NCAA at a Crossroads

The NCAA is under siege and there’s no way out of this mess.

On Thursday, the NCAA Board of Directors took the unusual step of reversing a satellite camp ban approved by the representatives of the 11 football conferences. The decision, however, was no surprise. It came after it was revealed that both UCLA’s Dan Guerrero and Texas State’s Larry Teis apparently voted against the wishes of the majority in their respective conferences, which would’ve caused the move to ban the camps to fail.

On top of that, the Department of Justice began looking into the camp ban last week. With mounting criticism from the public and media and the feds sniffing around, the NCAA simply decided it didn’t need another headache.

But while the NCAA fended off one crisis for the time being, it has problems on multiple fronts. Let’s count the ways, shall we?

* Wealth gap

On Thursday, the University of Idaho announced that it will move down from FBS to FCS, rejoining the Big Sky Conference in 2018. It becomes the first football program to move down from the highest division in over two decades.

And it might not be the only one mulling that move. Both Eastern Michigan and Massachusetts, facing mounting athletic department deficits, are under pressure from their own faculty to consider taking similar steps.

Idaho’s announcement came just days after the Big Ten is reported to be getting a massive new TV contract with Fox Sports that will pay the conference $250 million annually for half of its first-tier media rights. By the time the Big Ten is finished negotiating, each conference school is projected to receive more than $40 million per season through 2023. And oh, Michigan just inked its $173 million apparels deal with Nike, joining Ohio State, Texas and Notre Dame as schools receiving a new windfall this year.

All this makes the gap between college sports’ haves and have-nots all the more yawning. While the name brand powerhouses work on athletic budgets north of $100 million per year, their non-power 5 brethren must make do with just a few million.

This economic model is not sustainable for half of the FBS schools. A permanent split may be coming sooner than you think.

* Kangaroo court justice

This week the NCAA sent North Carolina an amended notice of allegations with regard to the university’s decade-long academic fraud case. By all interpretations, the NCAA intends to go easy on UNC’s money-making men’s basketball and football programs while dropping the hammer on the women’s basketball program.

This would fulfill the prophesy of the late Jerry Tarkanian, who spent nearly his entire career jousting with the compliance bureaucrats: “The NCAA is so mad at Kentucky it’s gonna give Cleveland State another two years of probation.”

But the NCAA’s uneven hand in doling out punishment will be facing a real test in a real court very soon. Former USC assistant coach Todd McNair’s defamation lawsuit against the NCAA is cleared to proceed in California courts, which likely will expose the organization’s many shortcomings, not to mention cost it millions.

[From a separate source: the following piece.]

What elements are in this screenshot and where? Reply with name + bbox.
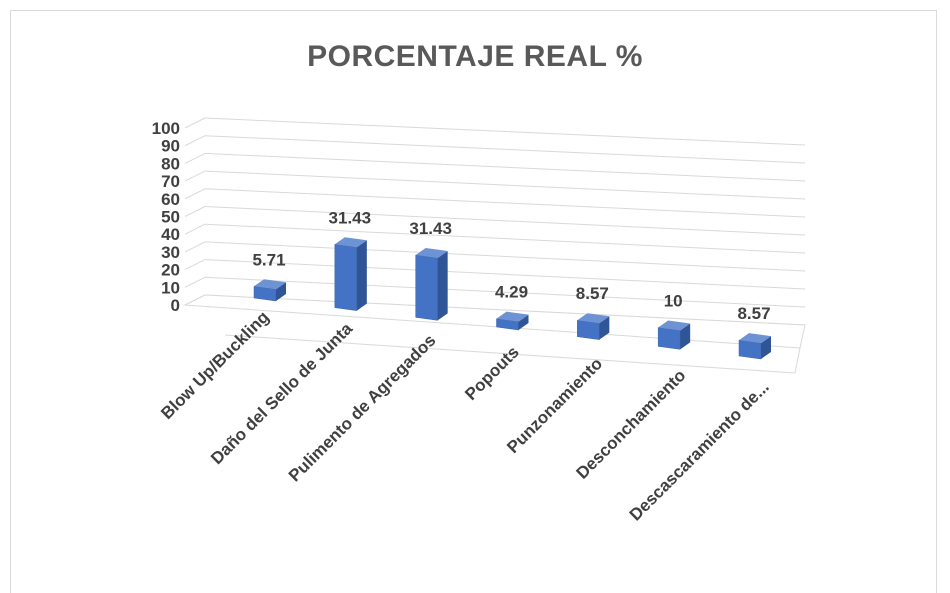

The McNair case is a result of the NCAA’s – as considered by most – unjustly harsh sanctions levied against the Trojans in the Reggie Bush scandal. At this point, there is nearly little doubt that the NCAA will choose to settle with McNair instead of airing its dirty laundry in front of a real judge. But in any event, NCAA jurisprudence is now just an oxymoron to anyone who’s paying attention.

* Pay for play

And all this comes after the NCAA already lost a landmark decision in federal court. But the Ed O’Bannon case may be proceeding to the U.S. Supreme Court as the issue of whether and how much the NCAA must pay its student-athletes remains to be settled. For now, the NCAA wants to get off the hook of having to pay the plaintiffs $42.3 million in court costs.

Whatever the outcome of the O’Bannon case on appeal, the practice of depending on the players to make millions while denying them from making a dime is coming to an end. The day of some form of compensation is coming, and soon the NCAA may not be able to restrict players from profiting from their own likeness or autographs.

All these developments are making Mark Emmert and Co. squirm in their Indianapolis headquarters. Rest assured that the NCAA will not exist in its current constitution within a few years. Its day of reckoning is nigh.